Peracetic acid (PAA)-based advanced oxidation processes (AOPs) have attracted considerable attention in organic wastewater purification for yielding reactive oxidative species (ROS) with high performance and long lifetime. However, searching for economical and stable activators is a huge obstacle. In this work, we used a facile second transition metal embedding approach to prepare bimetallic spinel oxides (CuCo2O4) through embedding Cu to Co3O4, which was used as the activator for the rapid and durable activation of PAA to remove model organic pollutant bisphenol A (BPA). Under identical conditions, the rate constant of the constructed CuCo2O4/PAA system (0.0412 min−1) was 21.7 and 3.3 times that of CuO/PAA (0.0019 min−1) and Co3O4/PAA (0.0125 min−1) system alone, respectively. The CuCo2O4/PAA system had better resistance to co-existed ions and natural organic compounds.
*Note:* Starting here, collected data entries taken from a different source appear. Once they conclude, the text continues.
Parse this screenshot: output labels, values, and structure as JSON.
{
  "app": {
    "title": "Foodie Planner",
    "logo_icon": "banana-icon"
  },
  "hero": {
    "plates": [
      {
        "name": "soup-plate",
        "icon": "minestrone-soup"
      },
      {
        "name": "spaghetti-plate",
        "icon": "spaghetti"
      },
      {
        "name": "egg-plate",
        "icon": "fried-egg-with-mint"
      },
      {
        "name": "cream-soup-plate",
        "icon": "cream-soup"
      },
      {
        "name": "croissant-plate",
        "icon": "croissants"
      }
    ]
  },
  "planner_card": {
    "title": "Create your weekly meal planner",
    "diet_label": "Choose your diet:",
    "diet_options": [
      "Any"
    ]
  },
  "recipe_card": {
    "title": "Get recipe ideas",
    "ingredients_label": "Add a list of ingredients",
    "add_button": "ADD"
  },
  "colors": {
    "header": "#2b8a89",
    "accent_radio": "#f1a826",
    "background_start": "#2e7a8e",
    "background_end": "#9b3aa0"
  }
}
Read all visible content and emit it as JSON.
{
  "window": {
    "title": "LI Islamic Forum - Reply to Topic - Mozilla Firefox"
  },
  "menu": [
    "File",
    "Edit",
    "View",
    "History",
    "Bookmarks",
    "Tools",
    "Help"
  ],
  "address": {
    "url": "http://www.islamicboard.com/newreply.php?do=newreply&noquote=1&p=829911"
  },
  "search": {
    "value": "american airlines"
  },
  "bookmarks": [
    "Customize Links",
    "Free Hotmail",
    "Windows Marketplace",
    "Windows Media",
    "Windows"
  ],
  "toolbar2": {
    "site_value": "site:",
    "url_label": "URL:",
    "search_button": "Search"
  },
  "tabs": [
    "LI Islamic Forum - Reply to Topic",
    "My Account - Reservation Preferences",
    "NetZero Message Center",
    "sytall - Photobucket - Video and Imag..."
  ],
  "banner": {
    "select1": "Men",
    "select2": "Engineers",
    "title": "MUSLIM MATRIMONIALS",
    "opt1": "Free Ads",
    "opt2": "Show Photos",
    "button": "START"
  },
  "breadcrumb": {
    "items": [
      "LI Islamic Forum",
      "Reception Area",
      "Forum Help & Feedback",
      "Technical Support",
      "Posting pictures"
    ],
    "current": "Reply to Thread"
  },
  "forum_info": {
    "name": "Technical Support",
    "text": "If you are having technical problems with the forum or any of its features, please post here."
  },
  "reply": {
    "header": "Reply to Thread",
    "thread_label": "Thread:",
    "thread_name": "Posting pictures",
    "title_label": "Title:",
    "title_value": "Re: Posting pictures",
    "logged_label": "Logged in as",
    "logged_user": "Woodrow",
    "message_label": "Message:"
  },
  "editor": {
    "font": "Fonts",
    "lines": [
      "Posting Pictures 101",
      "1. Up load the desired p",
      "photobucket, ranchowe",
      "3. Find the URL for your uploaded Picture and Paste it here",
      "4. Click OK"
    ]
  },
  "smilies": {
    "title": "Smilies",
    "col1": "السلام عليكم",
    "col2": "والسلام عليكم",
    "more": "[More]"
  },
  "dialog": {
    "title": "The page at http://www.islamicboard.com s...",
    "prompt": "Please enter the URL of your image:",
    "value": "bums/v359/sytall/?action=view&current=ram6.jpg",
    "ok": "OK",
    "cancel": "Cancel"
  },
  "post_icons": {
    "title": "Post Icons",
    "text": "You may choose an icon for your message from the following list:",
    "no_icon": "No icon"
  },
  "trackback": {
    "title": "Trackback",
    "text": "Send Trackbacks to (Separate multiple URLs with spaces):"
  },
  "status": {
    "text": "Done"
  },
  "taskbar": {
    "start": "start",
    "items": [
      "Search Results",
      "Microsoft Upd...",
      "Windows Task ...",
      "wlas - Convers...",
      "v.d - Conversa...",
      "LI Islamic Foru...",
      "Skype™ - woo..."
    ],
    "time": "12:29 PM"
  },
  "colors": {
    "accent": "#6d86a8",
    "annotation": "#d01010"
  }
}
Meanwhile, the as-prepared materials maintained excellent stability during four-cycle tests and gradient experiments, confirming their perfect application potential. Combining the capture experiments, chemical probe, electron paramagnetic resonance, and theoretical calculations, the singlet oxygen (1O2) and organic radicals (R-O•, e.g., CH3C(O)O• and CH3C(O)OO•) were validated to be the dominant ROS. The density functional theory (DFT) calculations indicated that both BPA and PAA were more easily adsorbed onto the CuCo2O4 surface and bimetallic internal cycle opening was more likely to occur, which accelerated the PAA activation and the contaminants decomposition for rapid electron supply. This study provides new ideas for the design of alternative alloy oxides as efficient PAA activators, and further broadens the applicability of non-homogeneous PAA-based AOPs in wastewater decontamination.